Data from: Improper data practices erode the quality of global ecological databases and impede the progress of ecological research
Data files
Jan 02, 2024 version files 4.32 MB
-
README.md
404 B
-
TRY_Data_29.12.2023.xlsx
4.32 MB
Abstract
The scientific community has entered an era of big data. However, with big data comes big responsibilities, and best practices for how data are contributed to databases have not kept pace with the collection, aggregation, and analysis of big data. Here, we rigorously assess the quantity of data for specific leaf area (SLA) available within the largest and most frequently used global plant trait database, the TRY Plant Trait Database, exploring how much of the data were applicable (i.e., original, representative, logical, and comparable) and traceable (i.e., published, cited, and consistent). Over three-quarters of the SLA data in TRY either lacked applicability or traceability, leaving only 22.9% of the original data usable compared to the 64.9% typically deemed usable by standard data cleaning protocols.
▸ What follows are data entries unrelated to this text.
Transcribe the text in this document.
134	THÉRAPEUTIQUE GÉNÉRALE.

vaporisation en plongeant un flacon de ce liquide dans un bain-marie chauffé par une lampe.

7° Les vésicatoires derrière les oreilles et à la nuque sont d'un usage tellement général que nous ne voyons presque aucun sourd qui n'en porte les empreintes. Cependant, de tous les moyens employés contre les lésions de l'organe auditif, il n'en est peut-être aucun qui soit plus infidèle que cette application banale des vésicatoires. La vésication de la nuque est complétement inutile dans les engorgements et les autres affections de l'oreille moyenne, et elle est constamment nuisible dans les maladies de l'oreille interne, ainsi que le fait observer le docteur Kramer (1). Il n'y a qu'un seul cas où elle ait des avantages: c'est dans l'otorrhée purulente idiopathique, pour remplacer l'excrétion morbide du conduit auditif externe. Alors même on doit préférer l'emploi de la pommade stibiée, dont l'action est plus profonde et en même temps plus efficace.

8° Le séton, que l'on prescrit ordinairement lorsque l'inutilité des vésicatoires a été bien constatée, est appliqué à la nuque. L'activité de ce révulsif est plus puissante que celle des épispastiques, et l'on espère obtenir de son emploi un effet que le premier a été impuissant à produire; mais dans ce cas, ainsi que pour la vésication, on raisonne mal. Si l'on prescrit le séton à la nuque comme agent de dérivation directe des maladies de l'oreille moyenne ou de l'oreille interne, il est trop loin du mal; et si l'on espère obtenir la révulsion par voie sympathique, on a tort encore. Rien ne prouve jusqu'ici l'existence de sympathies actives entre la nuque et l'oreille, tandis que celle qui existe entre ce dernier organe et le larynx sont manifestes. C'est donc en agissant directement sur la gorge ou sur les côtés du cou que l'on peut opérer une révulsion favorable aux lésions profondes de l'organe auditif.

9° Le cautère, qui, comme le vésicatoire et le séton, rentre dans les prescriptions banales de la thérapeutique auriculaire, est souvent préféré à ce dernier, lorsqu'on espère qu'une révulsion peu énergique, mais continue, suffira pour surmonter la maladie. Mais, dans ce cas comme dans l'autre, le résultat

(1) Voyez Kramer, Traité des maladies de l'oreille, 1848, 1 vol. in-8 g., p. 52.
The remaining usable data differed markedly from the original for many species, which led to altered interpretation of ecological analyses. Though the data we consider here make up only 4.5% of SLA data within TRY, similar issues of applicability and traceability likely apply to SLA data for other species as well as other commonly measured, uploaded, and downloaded plant traits. We end with suggested steps forward for global ecological databases, including suggestions for both uploaders to and curators of databases with the hope that, through addressing the issues raised here, we can increase data quality and integrity within the ecological community.
README
There are two additional documents associated with this publication. One is a word document that includes a description of each of the 120 datasets that contained SLA data for the four plant groups within the study (conifers, Plantago, Poa, and Quercus). The second is an excel document that contains the SLA data that was downloaded from TRY and all associated metadata.
Missing data codes: NA and N/A
Methods
SLA data was downlaoded from TRY (traits 3115, 3116, and 3117) for all conifer (Araucariaceae, Cupressaceae, Pinaceae, Podocarpaceae, Sciadopityaceae, and Taxaceae), Plantago, Poa, and Quercus species. The data has not been processed in any way, but additional columns have been added to the datset that provide the viewer with information about where each data point came from, how it was cited, how it was measured, whether it was uploaded correctly, whether it had already been uploaded to TRY, and whether it was uploaded by the individual who collected the data.